Les casques des CRS français et grecs sont fabriqués par la même boîte, CGF Gallet, mais en France, ils sont censés prémunir ceux qui les portent des coups de barre à mine, tandis que chez nos voisins grecs, le cahier des charges leur impose de « résister à des coups de pioche ».

Ce sympathique couple d’entrepreneurs autrichiens s’était fait confectionner pour l’occasion ces costumes traditionnels du Tyrol en tissu camouflage. À part ressembler aux pires parents du monde, ils fabriquent des combinaisons d’opérations spéciales en milieu extrême, dont l’esthétique évoque les grandes heures du IIIe Reich.

Autre rive du Rhin, autre tendance. L’entreprise française Saint-Gobain a choisi de miser sur les années 2000 et le color block pour ses combinaisons HAZMAT, qui vous permettront, au choix, de résister à une contamination du super virus H5N1 ou de tracer pépère dans votre festival favori cet été sans risquer de choper une MST.

Le fournisseur officiel des casquettes de la Police nationale travaille également avec Ünkut, la marque de Booba, qui lui aussi succombe aux sirènes du tissu imprimé et de l’esthétique Raiders. Le mec qui tenait le stand a refusé de se faire prendre en photo, mais il ressemblait à un sosie raté de Claude François. Il nous a expliqué que Booba était « un mec sympa » mais que ses associés étaient plutôt cons dès qu'il s'agissait de bosser sérieusement avec eux.

Ce gentleman suédois travaille pour une société américaine qui vend des lunettes thermiques et infrarouge. Il était en train de nous faire cette démonstration lorsqu'il nous a affirmé « se montrer aussi minutieux pour mettre au point ses accessoires de mort que pour assortir ses boutons de manchettes à son nœud papillon. »

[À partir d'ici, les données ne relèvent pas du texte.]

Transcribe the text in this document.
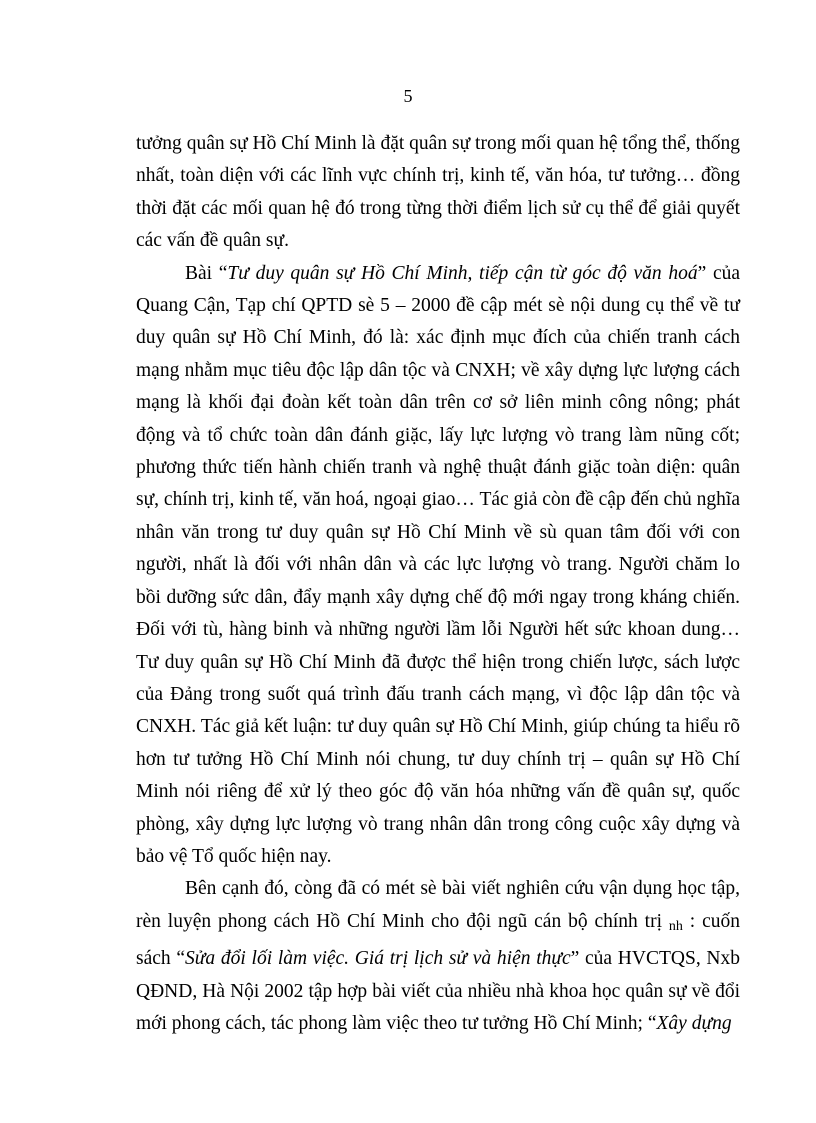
5

tưởng quân sự Hồ Chí Minh là đặt quân sự trong mối quan hệ tổng thể, thống nhất, toàn diện với các lĩnh vực chính trị, kinh tế, văn hóa, tư tưởng… đồng thời đặt các mối quan hệ đó trong từng thời điểm lịch sử cụ thể để giải quyết các vấn đề quân sự.

Bài “Tư duy quân sự Hồ Chí Minh, tiếp cận từ góc độ văn hoá” của Quang Cận, Tạp chí QPTD sè 5 – 2000 đề cập mét sè nội dung cụ thể về tư duy quân sự Hồ Chí Minh, đó là: xác định mục đích của chiến tranh cách mạng nhằm mục tiêu độc lập dân tộc và CNXH; về xây dựng lực lượng cách mạng là khối đại đoàn kết toàn dân trên cơ sở liên minh công nông; phát động và tổ chức toàn dân đánh giặc, lấy lực lượng vò trang làm nũng cốt; phương thức tiến hành chiến tranh và nghệ thuật đánh giặc toàn diện: quân sự, chính trị, kinh tế, văn hoá, ngoại giao… Tác giả còn đề cập đến chủ nghĩa nhân văn trong tư duy quân sự Hồ Chí Minh về sù quan tâm đối với con người, nhất là đối với nhân dân và các lực lượng vò trang. Người chăm lo bồi dưỡng sức dân, đẩy mạnh xây dựng chế độ mới ngay trong kháng chiến. Đối với tù, hàng binh và những người lầm lỗi Người hết sức khoan dung… Tư duy quân sự Hồ Chí Minh đã được thể hiện trong chiến lược, sách lược của Đảng trong suốt quá trình đấu tranh cách mạng, vì độc lập dân tộc và CNXH. Tác giả kết luận: tư duy quân sự Hồ Chí Minh, giúp chúng ta hiểu rõ hơn tư tưởng Hồ Chí Minh nói chung, tư duy chính trị – quân sự Hồ Chí Minh nói riêng để xử lý theo góc độ văn hóa những vấn đề quân sự, quốc phòng, xây dựng lực lượng vò trang nhân dân trong công cuộc xây dựng và bảo vệ Tổ quốc hiện nay.

Bên cạnh đó, còng đã có mét sè bài viết nghiên cứu vận dụng học tập, rèn luyện phong cách Hồ Chí Minh cho đội ngũ cán bộ chính trị nh : cuốn sách “Sửa đổi lối làm việc. Giá trị lịch sử và hiện thực” của HVCTQS, Nxb QĐND, Hà Nội 2002 tập hợp bài viết của nhiều nhà khoa học quân sự về đổi mới phong cách, tác phong làm việc theo tư tưởng Hồ Chí Minh; “Xây dựng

De l'autre côté du salon, près du rayon bombes sales, on est tombés sous le charme de cette pilote de chasse émirienne et de son chapeau ; elle a d'ailleurs poliment refusé nos avances, prétextant un « emploi du temps chargé ». Manifestement, elle était là pour montrer une nouvelle image des Émirats Arabes Unis et donner une leçon de parité à la France, grande chienne des Infidèles.

Plus loin, on est tombé sur ce MP-5 sobre et élégant, venu tout droit des usines de guerre pakistanaises. Visiblement, il n'est pas question de mener une guerre sainte sans se départir un minimum de sa virilité.

Les armes et les accessoires exposés n’étaient pas disponibles à la vente, mais un de nos photographes a réussi à acheter une veste militaire orange à cet exposant chinois. Son stand était situé un peu à l’écart, et c’était clairement le moins recommandable du salon_._ Si on avait mis un peu plus de thunes, on aurait sûrement pu repartir avec un des lance-roquettes tout pourris qu'il proposait « à des prix défiant toute concurrence ».

Ici, notre reporter tient dans ses mains un prototype de Flashball tactique agrémenté de multiples accessoires tape à l'œil. Ce truc peut tirer des munitions lacrymogènes à fragmentation qui dispersent du gaz sur plus de 400 m2. Selon le vendeur – un type avec un accent picard et un air de brigand à la petite semaine – ce gaz dégagerait « une odeur nauséabonde rappelant l'odeur d'un pet humain ».

Avant de quitter à tout jamais le merveilleux monde de la dévastation à but lucratif, on est tombés sur cette caméra infrarouge dont on n'a pas saisi l'utilité ; on pouvait bouger le joystick pour surveiller le salon dans toutes les directions, et c'était à peu près tout. On est restés devant pendant deux minutes, hilares, en s'imaginant ramener cette grosse merde inutile chez nous.

En nous pointant à Eurosatory, on a pu avoir un avant-goût des nouveautés qui serviront à éclater la gueule des manifestants du monde entier ces deux, trois prochaines années, que ce soit en Syrie, en Grèce, en Afghanistan, en Égypte, en Somalie, au Congo, au Mexique ou place de la Bastille. Et tandis que le cœur de notre ministre de la Défense balance entre les solutions proposées par EADS et Dassault en matière de drones MALE, on a pu glander avec les pires armes du monde sans que quiconque – ni les forces de surveillance en présence, ni la police, ni les militaires, ni les propriétaires de ces jouets pour adultes – y soit opposé. On a tellement glandé que l'on a encore une vingtaine de photos de nous avec des armes de destruction massive à portée de main. Elles sont tout en haut de cette page.